Here’s my chart of shame:
I almost hit that dreaded 87kg again, and I figured I can’t do that. I had put so much sweat and effort into getting in shape, and I let it all go to shits.
But if you think I learned my lesson that time around, watch this:
Yup. Bounced back. And hit new heights: 87.6kg.
Again, a drastic decision to not fuck this up again:
That hardcore drop was mostly diet-driven this time around, not so much exercise. I did exercise but it wasn’t the same hardcore regimen I had submitted myself to back in 2017. I basically just ate A LOT LESS.
And look where I am now:
Back at (almost) my worst in terms of weight.
So I’m one of those folks for whom the struggle with weight is real. I get it now.
Back in 2017 and 2018 I thought: I’m gonna get a six-pack. Get in tiptop shape. I’m gonna pull it off this time.
And if I had stayed on course, I probably would have made it. But I didn’t.
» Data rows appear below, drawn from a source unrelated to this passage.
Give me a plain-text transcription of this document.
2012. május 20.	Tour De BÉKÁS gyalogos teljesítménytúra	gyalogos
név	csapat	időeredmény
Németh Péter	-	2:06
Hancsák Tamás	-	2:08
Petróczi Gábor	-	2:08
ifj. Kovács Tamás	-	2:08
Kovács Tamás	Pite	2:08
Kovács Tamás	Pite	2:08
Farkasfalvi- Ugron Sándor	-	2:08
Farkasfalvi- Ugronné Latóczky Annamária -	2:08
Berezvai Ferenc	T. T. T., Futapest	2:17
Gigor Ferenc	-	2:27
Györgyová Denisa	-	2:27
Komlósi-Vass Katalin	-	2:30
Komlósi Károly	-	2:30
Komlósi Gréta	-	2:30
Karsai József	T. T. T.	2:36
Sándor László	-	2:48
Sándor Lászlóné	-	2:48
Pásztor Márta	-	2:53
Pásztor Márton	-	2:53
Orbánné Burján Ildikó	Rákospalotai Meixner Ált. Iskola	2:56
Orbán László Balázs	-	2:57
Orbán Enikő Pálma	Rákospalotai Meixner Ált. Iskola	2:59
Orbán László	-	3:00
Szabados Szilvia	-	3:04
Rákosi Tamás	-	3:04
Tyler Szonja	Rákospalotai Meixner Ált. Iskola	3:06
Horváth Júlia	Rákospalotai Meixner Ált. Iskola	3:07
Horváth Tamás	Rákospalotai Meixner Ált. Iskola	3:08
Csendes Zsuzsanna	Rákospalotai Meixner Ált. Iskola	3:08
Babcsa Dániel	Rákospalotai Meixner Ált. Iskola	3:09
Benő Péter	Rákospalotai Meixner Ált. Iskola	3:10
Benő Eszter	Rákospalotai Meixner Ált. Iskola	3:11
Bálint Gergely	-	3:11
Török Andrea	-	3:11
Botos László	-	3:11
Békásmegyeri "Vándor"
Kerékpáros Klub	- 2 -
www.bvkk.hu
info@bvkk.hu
I’ve used a 7-minute workout app for the past couple of months, and I’ve done that workout at least 3-4 times per week. Just as a simple habit. You can always fit in 7 minutes, there’s just no excuse for that. For me, I think of it as a quick thing I can do to get a minimum dose of exercise in, as well as some basic strength conditioning, and preparing my body for what’s ahead. Telling my body: Hey brother, we’re going to get into a different gear at some point soon.
Then I’ve done a lot of cardio. I know a lot of people like to shit on cardio, and that’s fine. I actually like it. I like getting on an elliptical or a stationary bike, and just kick things off slowly, warm up for about 10 minutes and then work myself into a frenzy until there’s a big fucking puddle of sweat on the floor under me and my clothes are all soaked and my eyes are burning and I’ve got that salty sweat taste in my mouth and my heart is pumping. I like it because it’s a great opportunity to challenge myself, to push myself further when I feel like giving up. And by doing it this way, I can do a really intense workout without any joint pain, which was an issue for me in the past when doing high-impact workouts or workouts with weights.
Then I started working with some weights, but still very mindful and attentive to what my body was telling me. My very first attempt at working out with weights didn’t go well—it was back in 2015, with a personal trainer, and it fucked up my shoulder for about 4 months, so I had to take a break because of the shoulder pain. What the fuck is a personal trainer good for if they can’t prevent you from injury?
Anyway, since that time I have a lot of respect for weights and high-impact workouts (anything where there’s a lot of jumping involved, or stuff like running, etc). I’d rather consistently work out and be injury-proof, than do a period of all hyped-up intensity, get injured and then be forced to take a break and have to restart months later.
That being said—I’ve kind of done the work to build up general strength, lose weight, and accustom my body to the stresses, so now I’m looking to take things up a notch. What I’ve done so far are push-ups, some lat machine workouts, ab crunches, pectoral machine, pull-ups, spiderman push-ups, that kind of thing.
I’ve learned a lot of this stuff from a friend who’s in great shape, and he’s happy to coach me along the way. I’ve also been occasionally looking up things in YouTube, which is a great way to wisen up on exercise stuff—however, it’s also so noisy, because there are so many experts out there who contract each other. I figure you just gotta take in some information, different perspectives, and then pick one that seems right for you.
Now one of the things I came across was Jeff Cavaliere from Athlean-X, and in particular his bodyweight-only exercises. So I’m going to try to sign up for his program.
Why bodyweight only?
Now what I really like about the bodyweight only approach is that I CAN DO IT EVERY-FUCKING-WHERE, ANY-FUCKING-TIME. When I’m in my hometown, I like going to the gym, but I tend to travel quiet often, and then there’s no gym, no equipment, and I’ve noticed that this always throws me back a week or two in my training. So having a no-equipment-needed workout program that gets results, and is save, seems very compelling. (From what I’ve heard, Jeff Cavaliere is an expert when it comes to knee-, back-, and shoulder-issues, which is relevant to me). So there we go. I’ll document this journey and see where it takes me, and if it gets results, I hope that it’ll inspire some of you to get in the best shape of your life as well.
Principles I believe in
Personalization over generalization
We’re all different and unique. What works for you might not work for me, and vice versa. Inform yourself about what works for others, text and evaluate for yourself.